Alongside the Regional Economic Communities, the African Continental Free Trade Area (AfCFTA) aims to boost preferential trade in goods and services, economic development and industrialisation.
The continental free trade area is established on an Agreement that provides for several Protocols, including, Trade in Goods, Trade in Services, Investment, Intellectual Property Rights, Competition Policy, Digital Trade, and Women and Youth in Trade.
The AfCFTA agreement entered into force on 30 May 2019, but negotiations are incomplete.
The AfCFTA negotiations take place in phases.
- Phase I covers trade in goods and services and dispute settlement.
- Phase II covers intellectual property rights, investment, and competition policy.
- Phase III covers digital trade and women and youth in trade.
Where does the AfCFTA stand in December 2022?
The outstanding matters for Phase I are tariff schedules, rules of origin, the Trade Remedy Guidelines, and services commitments for the five priority sectors for liberalisation. The five sectors are transport, communication, financial, tourism and business services.
The negotiations to conclude the outstanding Protocols of Phase II are reportedly well advanced. These negotiations got disrupted by the Covid-19 pandemic. The negotiations are steered by the AfCFTA Council of Ministers and the committee of Senior Trade Officials, with the assistance of the AfCFTA Secretariat.
AfCFTA outcomes and challenges
It is still too early to know the outcomes of the AfCFTA. The 54 participating countries haven’t agreed on the liberalisation of 90% of all tariff lines. Also, the countries are yet to adopt rules of origin for all the relevant products.
In October 2022, the AfCFTA Secretariat launched the Guided Trade Initiative (GTI) for a limited number of products. The GTI involved eight countries and aimed to:
- Test the readiness of participating State Parties under the AfCFTA
- Demonstrate that the AfCFTA trading documents are operational and viable
- Confirm that the Customs and Revenue Authorities of the participating countries are ready to process imports and exports.
The GTI for trade in services will happen in 2023. It will involve State Parties that have adopted schedules of specific services commitments. Countries must indicate the sectors or sub-sectors in which they want to start trading in services and with which countries.
Why does it take so long to finalise the AfCFTA legal instruments?
Economic integration among 54 very diverse countries can be challenging. Africa has the highest number of Least Developed Countries in the world, and many are land-locked or island economies. Some participating countries are concerned about revenue losses when trade in goods is liberalised. Others want to protect domestic industries and local employment.

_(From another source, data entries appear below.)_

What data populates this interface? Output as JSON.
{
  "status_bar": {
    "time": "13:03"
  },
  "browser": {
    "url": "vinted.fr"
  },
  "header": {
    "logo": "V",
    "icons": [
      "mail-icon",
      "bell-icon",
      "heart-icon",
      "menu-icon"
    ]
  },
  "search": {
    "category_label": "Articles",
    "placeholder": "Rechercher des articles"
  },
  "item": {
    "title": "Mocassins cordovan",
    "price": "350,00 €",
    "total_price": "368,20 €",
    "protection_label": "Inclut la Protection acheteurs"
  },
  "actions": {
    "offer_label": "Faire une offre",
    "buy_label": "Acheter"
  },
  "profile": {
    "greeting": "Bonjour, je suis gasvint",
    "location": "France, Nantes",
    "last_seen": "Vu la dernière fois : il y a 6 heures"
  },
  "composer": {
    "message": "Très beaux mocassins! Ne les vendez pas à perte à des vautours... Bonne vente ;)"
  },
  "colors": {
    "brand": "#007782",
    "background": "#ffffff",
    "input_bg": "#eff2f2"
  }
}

Also, the outcomes of all negotiations must be adopted through consensus and provide for reciprocity. This will tend to push outcomes to the lowest common denominator. All African Union member states ( including those that haven’t ratified the AfCFTA Agreement) participate in the outstanding negotiations.

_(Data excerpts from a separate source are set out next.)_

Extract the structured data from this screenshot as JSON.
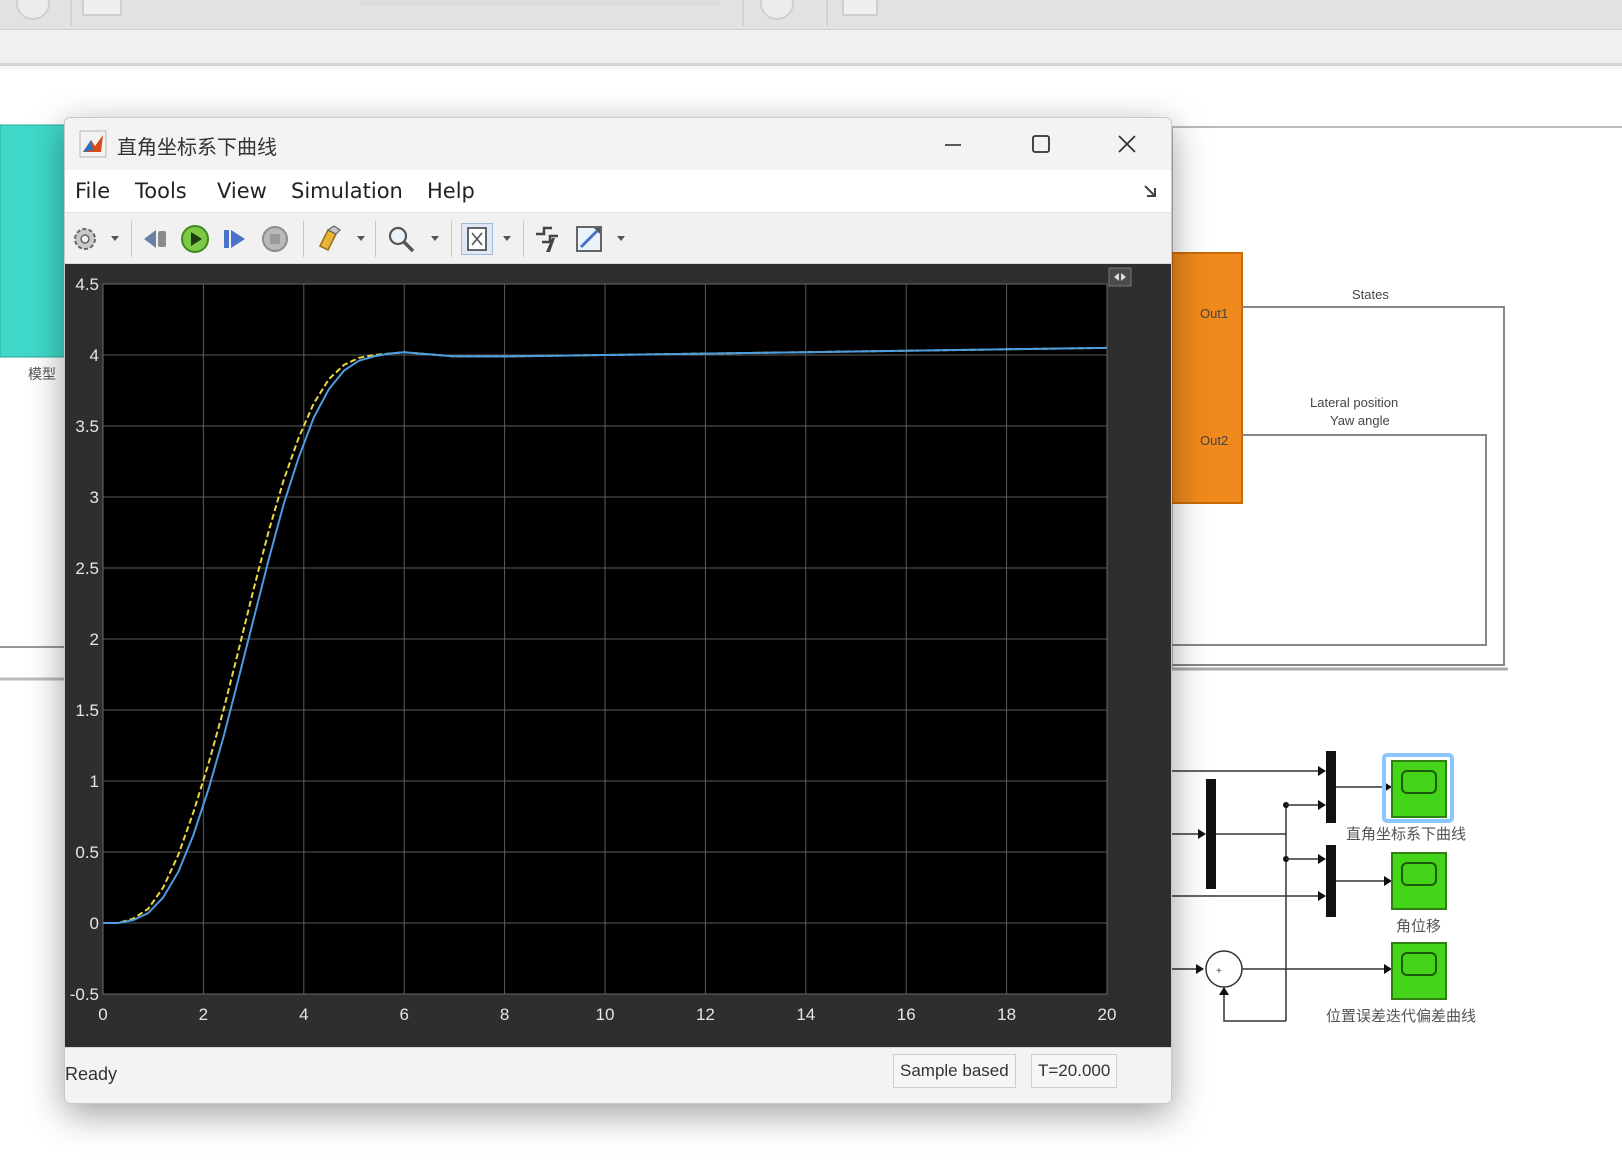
{
  "scope": {
    "title": "直角坐标系下曲线",
    "menu": [
      "File",
      "Tools",
      "View",
      "Simulation",
      "Help"
    ],
    "status": "Ready",
    "mode": "Sample based",
    "time": "T=20.000",
    "colors": {
      "plot_bg": "#000000",
      "frame": "#2e2e2e",
      "grid": "#5c5c5c",
      "series1": "#e6d842",
      "series2": "#4d9be0"
    },
    "toolbar_icons": [
      "gear-icon",
      "step-back-icon",
      "run-icon",
      "step-forward-icon",
      "stop-icon",
      "highlight-icon",
      "zoom-icon",
      "fit-axes-icon",
      "trigger-icon",
      "measure-icon"
    ]
  },
  "chart_data": {
    "type": "line",
    "xlim": [
      0,
      20
    ],
    "ylim": [
      -0.5,
      4.5
    ],
    "xticks": [
      0,
      2,
      4,
      6,
      8,
      10,
      12,
      14,
      16,
      18,
      20
    ],
    "yticks": [
      -0.5,
      0,
      0.5,
      1,
      1.5,
      2,
      2.5,
      3,
      3.5,
      4,
      4.5
    ],
    "xtick_labels": [
      "0",
      "2",
      "4",
      "6",
      "8",
      "10",
      "12",
      "14",
      "16",
      "18",
      "20"
    ],
    "ytick_labels": [
      "-0.5",
      "0",
      "0.5",
      "1",
      "1.5",
      "2",
      "2.5",
      "3",
      "3.5",
      "4",
      "4.5"
    ],
    "grid": true,
    "series": [
      {
        "color": "#e6d842",
        "x": [
          0,
          0.3,
          0.6,
          0.9,
          1.2,
          1.5,
          1.8,
          2.1,
          2.4,
          2.7,
          3.0,
          3.3,
          3.6,
          3.9,
          4.2,
          4.5,
          4.8,
          5.1,
          5.4,
          5.7,
          6.0,
          7,
          8,
          10,
          12,
          14,
          16,
          18,
          20
        ],
        "y": [
          0,
          0,
          0.03,
          0.1,
          0.25,
          0.48,
          0.78,
          1.12,
          1.5,
          1.92,
          2.35,
          2.76,
          3.12,
          3.42,
          3.66,
          3.83,
          3.93,
          3.98,
          4.0,
          4.01,
          4.02,
          3.99,
          3.99,
          4.0,
          4.01,
          4.02,
          4.03,
          4.04,
          4.05
        ]
      },
      {
        "color": "#4d9be0",
        "x": [
          0,
          0.3,
          0.6,
          0.9,
          1.2,
          1.5,
          1.8,
          2.1,
          2.4,
          2.7,
          3.0,
          3.3,
          3.6,
          3.9,
          4.2,
          4.5,
          4.8,
          5.1,
          5.4,
          5.7,
          6.0,
          7,
          8,
          10,
          12,
          14,
          16,
          18,
          20
        ],
        "y": [
          0,
          0,
          0.02,
          0.07,
          0.18,
          0.36,
          0.62,
          0.94,
          1.31,
          1.72,
          2.14,
          2.56,
          2.95,
          3.28,
          3.56,
          3.76,
          3.89,
          3.96,
          3.99,
          4.01,
          4.02,
          3.99,
          3.99,
          4.0,
          4.01,
          4.02,
          4.03,
          4.04,
          4.05
        ]
      }
    ]
  },
  "model": {
    "out1": "Out1",
    "out2": "Out2",
    "label_states": "States",
    "label_lateral": "Lateral position",
    "label_yaw": "Yaw angle",
    "scope1_name": "直角坐标系下曲线",
    "scope2_name": "角位移",
    "scope3_name": "位置误差迭代偏差曲线",
    "left_label": "模型",
    "colors": {
      "subsystem": "#f08a1c",
      "left_block": "#40d9c9",
      "scope_block": "#44d41a"
    }
  }
}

The launch of the AfCFTA negotiations has contributed to the renewed interest in Africa by the global community.
In November, the labour movement in Africa issued a declaration calling for the inclusion of labour provisions in the AfCFTA agreement.
“As workers’ organisations, our expectations are that economic transformation will be the basis for sustainable economic development to reverse decades of de-industrialisation and jobless growth to which Africa’s economies have been subjected and create expanded opportunities for decent work and the means of livelihood for our people.”
“The specific interests of workers, women, the youth and other vulnerable groups have not been reflected in the basic design of these protocols, and it is not clear how the belated on-going attempts to fashion protocols on youth and gender can effectively redress the inherent design flaws.”